Shettima described the summit as a platform where commitments must translate into execution, dialogue into decisions, and partnerships into measurable outcomes.
“History will remember us not for the speeches we delivered, but for the systems we build, the institutions we strengthen, and the futures we prepare,” he said.
At the event, Shettima announced the launch of two flagship initiatives — the Business Coalition for Education and the Nigeria Foundational Learning Fund — aimed at accelerating literacy and numeracy while addressing the challenge of out-of-school children.
He also disclosed the launch of the Women and Youth Financial and Economic Inclusion (WYFEI) Nigeria platform, which will serve as the country’s framework for advancing women and youth economic empowerment through co-investment models and performance accountability.
Earlier, the Minister of Budget and Economic Planning, Atiku Bagudu, represented by the Director of International Cooperation, Dr Sampson Ebimaro, said the objectives of ASIS align with the Renewed Hope Agenda of the Tinubu administration, noting that the summit reinforces the need for strong public-private collaboration.

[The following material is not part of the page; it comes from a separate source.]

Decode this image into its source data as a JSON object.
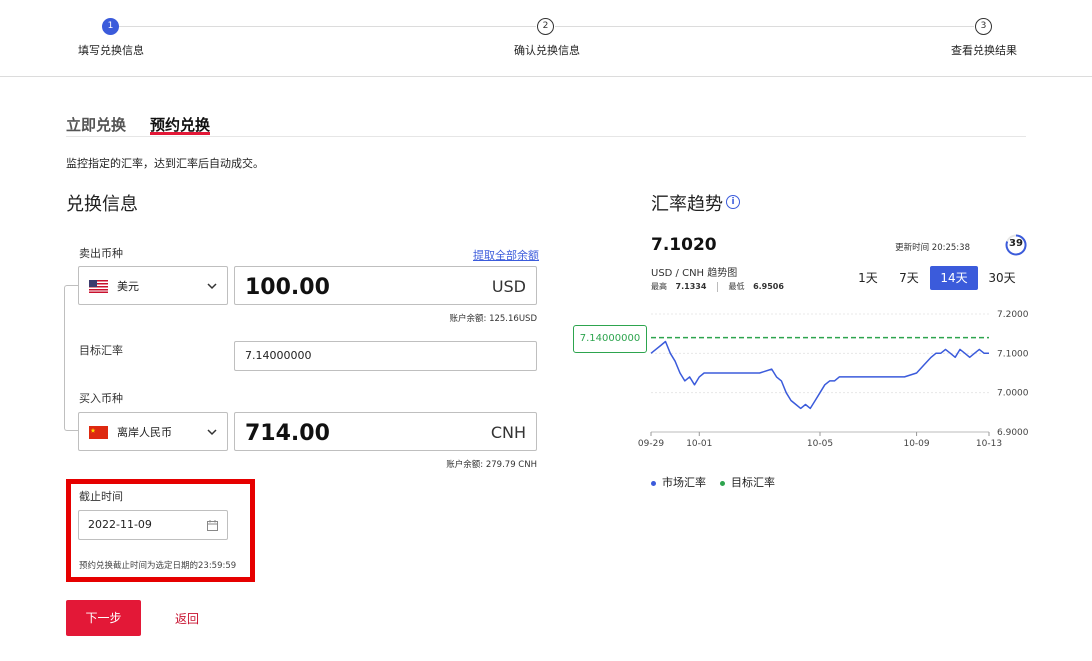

United Nations Resident and Humanitarian Coordinator in Nigeria, Malick Fall, said Nigeria’s commitment to the Sustainable Development Goals remains central to government planning, adding that states must become the primary engines of implementation.
In her remarks, CEO of Sterling One Foundation, Olapeju Ibekwe, said the engagement marked a shift from alignment to cooperation among government institutions, investors, development partners, and civil society, with a focus on execution rather than announcements.
The summit, themed “Scaling Action – Driving Inclusive Growth through Policy and Innovation,” brought together over 200 leaders from government, private enterprise, development institutions, civil society, and the diplomatic community.
Now in its fifth year, the Africa Social Impact Summit continues to drive development dialogue focused on accelerating progress toward the Sustainable Development Goals through innovation, financing, and partnerships.